En retraçant les étapes de la vie de Pierre Gope, chevalier des Arts et des Lettres, ce film en forme de portrait lève le voile sur les forces qui ont permis à cet enfant maréen, déscolarisé en CM2, de traverser les espaces entre les mondes et les cultures pour devenir un dramaturge kanak.

  • Par Karine Boppdupont
  • Publié le

La culture kanak à travers les yeux de Pierre Gope


Fiche technique

Production : JPLprod/AVcom/Anûû-rû âboro/TVLyon/NC 1ère
Réalisation : Colette Alonso
Durée : 52 min


Entretien avec Colette Alonso, réalisatrice et amie de Pierre Gope

Colette Alonso est une vieille amie de Pierre Gope. Sous son regard, il accepte de se livrer. Rencontre avec cette réalisatrice, dont c'est le premier long métrage.

Comment avez-vous connu Pierre Gope ?
 
J'ai connu Pierre Gope lors du stage d'écriture théâtrale organisé par la Province Sud au Centre d'Art dirigé par Dany Toubiana en 1991 
 
Qu’est-ce qui vous a donné un film sur Pierre Gope ?
 
J'ai beaucoup aimé les pièces de Pierre Gope dès le début et j'ai suivi son travail depuis lors.
 
Qu’avez-vous appris d’autres sur le personnage à travers ce film ?
 
Ce que j'ai appris sur le personnage à travers ce film, c'est le switch permanent qu'il doit faire entre sa culture et la culture française pour pouvoir toucher tout le monde ici. Ce qui m'a touché,  c'est la découverte d'une forme de dyslexie dans son enfance qui l'a empêché d'être un écolier brillant et sa surprise quand il a découvert cela avec notre orthophoniste "Mais c'était pas de ma faute alors!".
 
Comment avez-vous abordez la réalisation ?
 
J'ai réalisé une dizaine de courts métrages seule ou avec d'autres équipes, suivi des cours (scénario, image, son, lumière, montage, photo) et même donné des cours d'écriture de scénario à l'université de la Réunion.
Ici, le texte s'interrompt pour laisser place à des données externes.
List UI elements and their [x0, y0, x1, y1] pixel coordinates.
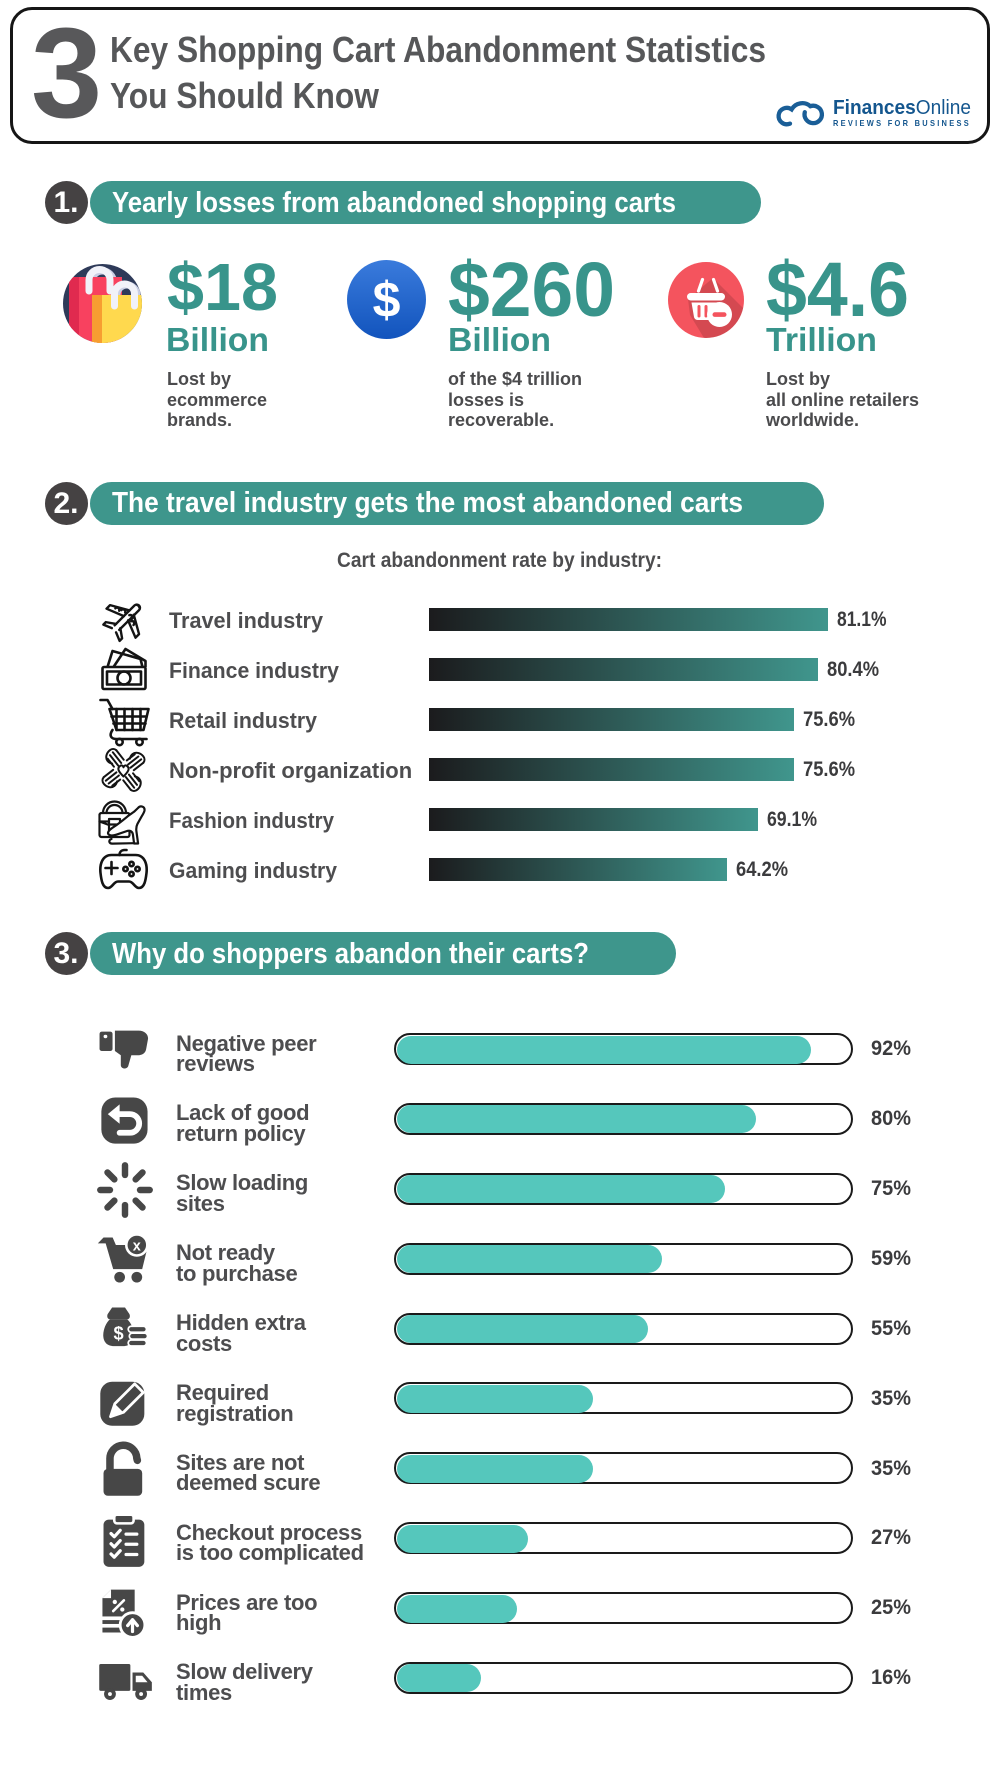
svg-text:$: $: [113, 1323, 123, 1344]
svg-text:x: x: [133, 1238, 141, 1254]
svg-text:$: $: [373, 272, 401, 328]
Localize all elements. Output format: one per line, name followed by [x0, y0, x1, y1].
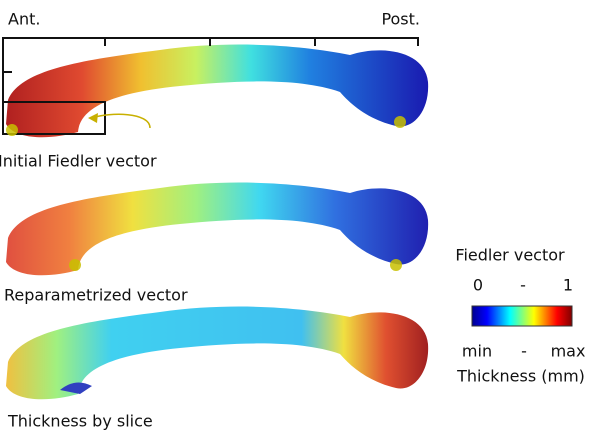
- colorbar-label: -: [520, 276, 526, 295]
- colorbar-label: max: [551, 342, 586, 361]
- caption: Reparametrized vector: [4, 286, 188, 305]
- frame: [2, 37, 419, 135]
- colorbar-label: 1: [563, 276, 573, 295]
- shape: [6, 182, 429, 276]
- colorbar-label: -: [521, 342, 527, 361]
- shape: [6, 44, 429, 138]
- marker: [6, 124, 18, 136]
- marker: [394, 116, 406, 128]
- marker: [69, 259, 81, 271]
- anterior-label: Ant.: [8, 10, 40, 29]
- colorbar-label: min: [462, 342, 492, 361]
- posterior-label: Post.: [381, 10, 420, 29]
- caption: Thickness by slice: [7, 412, 153, 431]
- caption: Initial Fiedler vector: [0, 152, 157, 171]
- colorbar-title: Fiedler vector: [455, 246, 565, 265]
- colorbar-title: Thickness (mm): [456, 367, 585, 386]
- arrow-head: [88, 113, 98, 123]
- marker: [390, 259, 402, 271]
- colorbar-label: 0: [473, 276, 483, 295]
- colorbar: [471, 305, 573, 327]
- shape-detail: [60, 382, 92, 394]
- arrow: [91, 113, 151, 129]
J'ai lu tous les bouquins que j'ai pu sur la réalisation. J'ai beaucoup appris aussi lors du tournage avec Mai Leflochmoën.
 
Le film est très bien documenté, il explique aussi la culture à travers les yeux de Pierre Gope…
 
Nous avons fait un important travail de recherche que ce soit sur le fond de l'INA, de NC 1ère, du Centre Culturel Tjibaou. J'ai aussi lu à Tjibaou tout ce qui a été écrit sur Pierre dans Mwa Wee et dans les livres sur le théâtre calédonien. J'avais vu les pièces de Pierre et même réalisé en Province sud la diffusion d'une des ses pièces "Tartuffe ou les sentiers de la ruse". Nous avions eu avec Pierre des Interviews préliminaires déjà fin 2015. Le plus difficile c'est vrai, c'est comprendre le regard de Pierre sur le monde et d'oublier son propre regard, ses propres classifications pour laisser s'exprimer l'autre sans le limiter dans notre vision du monde.